I would definitely do some research and go in with a list of questions/topics that you want to discuss with him, including a list of all your symptoms and when they started. Have a list of all your meds to and what (if any) side effects have you had from them. Do you feel like they are addressing your issues or are there things that you feel are not being well controlled?

As far as treatments go...that's a little tougher. Remember that this is your first appointment with him (as an RSD patient) so mostly it's going to be about assessing your needs and where you are at right now and begin the treatment process. Common first steps would be the sympathetic nerve blocks, physical therapy, and getting you on the common RSD meds.

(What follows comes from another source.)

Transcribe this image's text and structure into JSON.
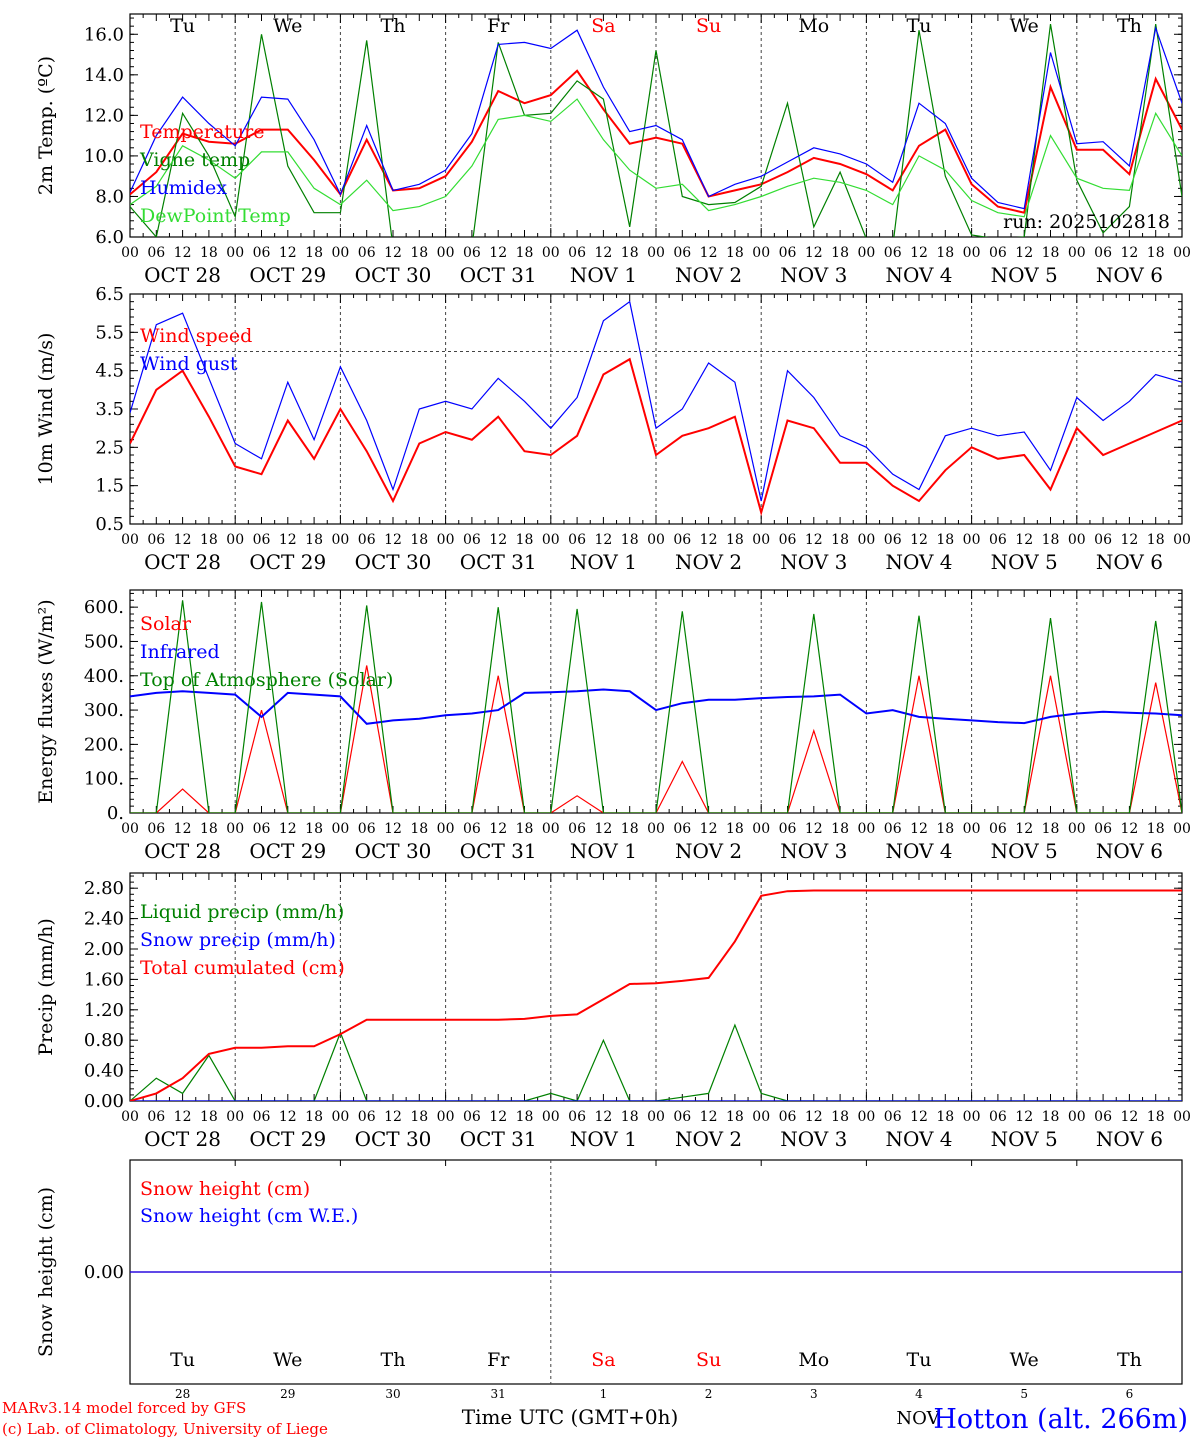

One thing I would caution you on is going in there and telling the doctor exactly what treatments you do and do not want to try. I'm not saying don't stick to your guns...THAT you need to do. But if the doc recommends a nerve block and you don't want to do it, explain why you do not want to go down that road of treatment (concerns about spread, bad reactions, etc). I like to go in to my doctor with a list of treatments, meds, etc that I would like to try possibly and discuss all the options with her. At the end of the discussion we usually have a plan in place for what we are going to try NOW and what we will look at next. Always one thing at a time.

Also important is to narrow down what you want to focus on. For me, there were a handful of symptoms that I wanted to address first and I wanted to focus on getting the FUNCTION back. So those are what we looked at first. I didn't want to rely on meds for pain control, I didn't want an SCS, and I didn't want any more blocks (which caused my spread). I wanted to get out of the wheelchair I was in, I wanted to be able to drive again, and I wanted to get back to work. So we focused on what needed to happen to achieve these goals...one step at a time.

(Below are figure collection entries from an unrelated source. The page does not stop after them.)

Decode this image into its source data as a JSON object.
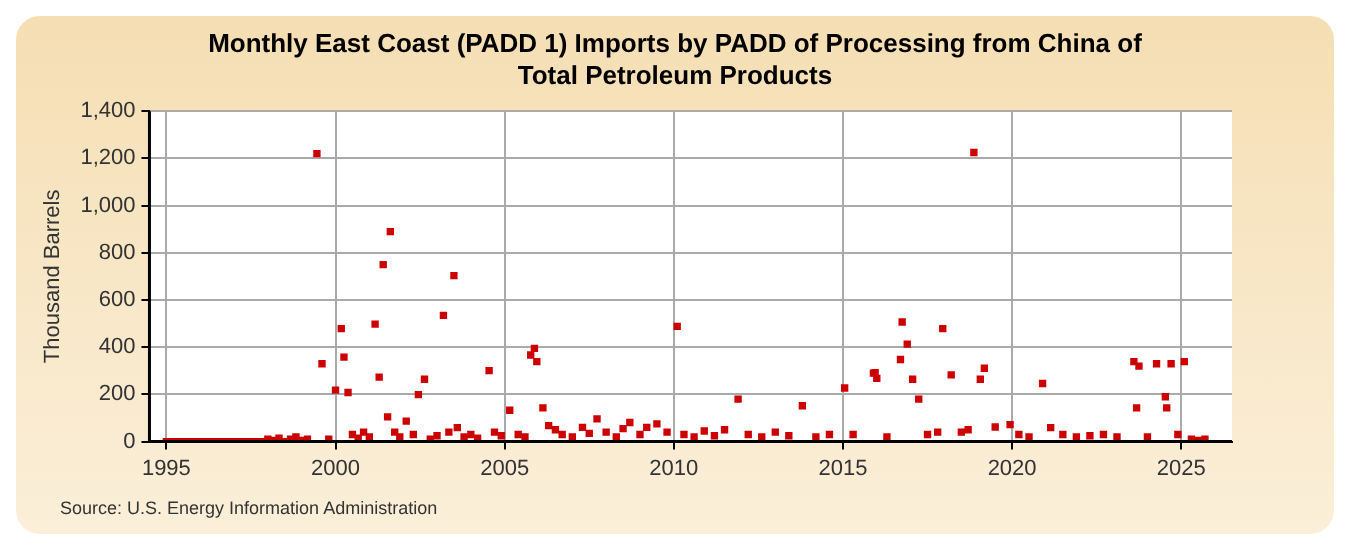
{
  "chart_data": {
    "type": "scatter",
    "title": "Monthly East Coast (PADD 1) Imports by PADD of Processing from China of Total Petroleum Products",
    "ylabel": "Thousand Barrels",
    "annotations": [
      "Source: U.S. Energy Information Administration"
    ],
    "x": [
      1995,
      1995.17,
      1995.33,
      1995.5,
      1995.67,
      1995.83,
      1996,
      1996.17,
      1996.33,
      1996.5,
      1996.67,
      1996.83,
      1997,
      1997.17,
      1997.33,
      1997.5,
      1997.67,
      1997.83,
      1998,
      1998.17,
      1998.33,
      1998.5,
      1998.67,
      1998.83,
      1999,
      1999.17,
      1999.45,
      1999.6,
      1999.8,
      2000,
      2000.17,
      2000.25,
      2000.37,
      2000.5,
      2000.67,
      2000.83,
      2001,
      2001.17,
      2001.29,
      2001.41,
      2001.54,
      2001.62,
      2001.75,
      2001.9,
      2002.09,
      2002.3,
      2002.45,
      2002.63,
      2002.8,
      2003,
      2003.19,
      2003.35,
      2003.5,
      2003.6,
      2003.8,
      2004,
      2004.2,
      2004.54,
      2004.7,
      2004.9,
      2005.15,
      2005.4,
      2005.6,
      2005.77,
      2005.88,
      2005.95,
      2006.13,
      2006.3,
      2006.5,
      2006.7,
      2007,
      2007.3,
      2007.5,
      2007.73,
      2008,
      2008.3,
      2008.5,
      2008.7,
      2009,
      2009.2,
      2009.5,
      2009.8,
      2010.1,
      2010.3,
      2010.6,
      2010.9,
      2011.2,
      2011.5,
      2011.9,
      2012.2,
      2012.6,
      2013,
      2013.4,
      2013.8,
      2014.2,
      2014.6,
      2015.05,
      2015.3,
      2015.9,
      2015.95,
      2016.0,
      2016.3,
      2016.7,
      2016.75,
      2016.9,
      2017.06,
      2017.24,
      2017.5,
      2017.8,
      2017.95,
      2018.2,
      2018.5,
      2018.7,
      2018.87,
      2019.06,
      2019.18,
      2019.5,
      2019.94,
      2020.2,
      2020.5,
      2020.9,
      2021.14,
      2021.5,
      2021.9,
      2022.3,
      2022.7,
      2023.1,
      2023.6,
      2023.68,
      2023.75,
      2024,
      2024.27,
      2024.53,
      2024.57,
      2024.7,
      2024.9,
      2025.09,
      2025.3,
      2025.5,
      2025.7
    ],
    "values": [
      0,
      0,
      0,
      0,
      0,
      0,
      0,
      0,
      0,
      0,
      0,
      0,
      0,
      0,
      0,
      0,
      0,
      0,
      10,
      5,
      15,
      0,
      10,
      20,
      5,
      10,
      1220,
      330,
      10,
      218,
      479,
      358,
      208,
      30,
      15,
      40,
      20,
      498,
      273,
      750,
      105,
      890,
      40,
      20,
      87,
      30,
      199,
      264,
      10,
      25,
      535,
      40,
      703,
      59,
      20,
      30,
      15,
      301,
      40,
      25,
      133,
      30,
      20,
      367,
      395,
      339,
      143,
      68,
      50,
      30,
      20,
      60,
      35,
      96,
      40,
      20,
      55,
      81,
      30,
      60,
      75,
      40,
      488,
      30,
      20,
      45,
      25,
      50,
      180,
      30,
      20,
      40,
      25,
      152,
      20,
      30,
      227,
      30,
      290,
      292,
      268,
      20,
      348,
      507,
      413,
      264,
      180,
      30,
      40,
      479,
      283,
      40,
      50,
      1225,
      264,
      311,
      62,
      72,
      30,
      20,
      246,
      59,
      30,
      20,
      25,
      30,
      20,
      339,
      143,
      320,
      20,
      330,
      190,
      143,
      330,
      30,
      339,
      10,
      5,
      10
    ],
    "color": "#cc0000",
    "marker": "square",
    "grid": true,
    "xlim": [
      1994.5,
      2026.5
    ],
    "xticks": [
      1995,
      2000,
      2005,
      2010,
      2015,
      2020,
      2025
    ],
    "ylim": [
      0,
      1400
    ],
    "yticks": [
      0,
      200,
      400,
      600,
      800,
      {
        "value": 1000,
        "label": "1,000"
      },
      {
        "value": 1200,
        "label": "1,200"
      },
      {
        "value": 1400,
        "label": "1,400"
      }
    ]
  }
}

Big deal for me was at home physical therapy. I couldn't stand, walk, or drive so outpatient physical therapy was out but she ordered at home therapy and it was SO key to my recovery. Took many months, taking it slow and one step at a time, but I got there. The physical therapist was able to get me a portable TENS unit that I can wear all the time and it was a tremendous help with the pain in my ankle and allowed me to really DO the therapy. Also big for me were hot baths with Epsom salts, Lidoderm patches, and heating patches. I also adjusted my diet to the 4 Fs diet and this seemed to help with the inflammation.

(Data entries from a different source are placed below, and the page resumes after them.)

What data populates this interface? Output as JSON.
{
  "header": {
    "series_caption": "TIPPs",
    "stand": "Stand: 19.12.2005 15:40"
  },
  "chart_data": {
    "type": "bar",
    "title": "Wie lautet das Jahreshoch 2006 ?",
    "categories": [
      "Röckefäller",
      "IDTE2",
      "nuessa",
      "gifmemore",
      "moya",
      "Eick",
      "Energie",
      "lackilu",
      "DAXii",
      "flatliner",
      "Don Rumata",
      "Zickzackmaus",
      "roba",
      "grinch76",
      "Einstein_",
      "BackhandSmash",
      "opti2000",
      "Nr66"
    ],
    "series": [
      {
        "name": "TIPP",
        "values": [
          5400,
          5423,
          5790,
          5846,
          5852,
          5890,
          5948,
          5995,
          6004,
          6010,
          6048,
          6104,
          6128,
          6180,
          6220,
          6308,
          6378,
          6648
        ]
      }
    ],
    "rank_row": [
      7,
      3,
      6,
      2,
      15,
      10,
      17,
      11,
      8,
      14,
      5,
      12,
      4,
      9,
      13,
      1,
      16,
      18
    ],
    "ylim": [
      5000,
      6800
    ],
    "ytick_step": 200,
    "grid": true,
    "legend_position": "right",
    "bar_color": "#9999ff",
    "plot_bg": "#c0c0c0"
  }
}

We tried various meds but now I only have the Lidoderm patches and Clonidine patches (which control a lot of my crazy symptoms). I still have very high pain levels but have learned to live with them (most of the time anyway). This is my choice because I just don't want to have to rely on meds to function and like everything else when it comes to medical treatment, it's up to everyone to decide for themselves what is right for them. I also still use the TENS unit, still do physical therapy exercises every day, still do the hot baths with Epsom salts, have an ultrasound heat therapy unit I use, and also do tDCS treatments. These are what work for me.

You won't get all the answers in your first visit with the doctor...but it's a great time to start discussing what your goals are and what you are looking for from the doctor to help you achieve those goals. He will probably suggest treatments you are not interested in...just remember to be respectful and explain why those are not good options for YOU. It might also help if there is anyone you can bring with you into the appointment.

Don't let the doctor leave until you have discussed everything you want to and you have a treatment PLAN. It may be as simple to begin with as starting a new med or physical therapy...but make sure you know WHY you are doing whatever it is you are doing and that it is meant to help you achieve the goals you are setting for yourself with treatment. This way you know what results you are looking for. Keep a journal too so you can keep track of any changes (good or bad) as you go through treatment.

That said...if the doctor is not responsive or not interested in any of this then you need to find another one. Look for red flags (telling you to ice or immobilize, telling you RSD doesn't spread, etc). If you see/hear them...get out. Doctors who don't know what they are doing can cause you a lot of harm.

Take care and I hope things go well.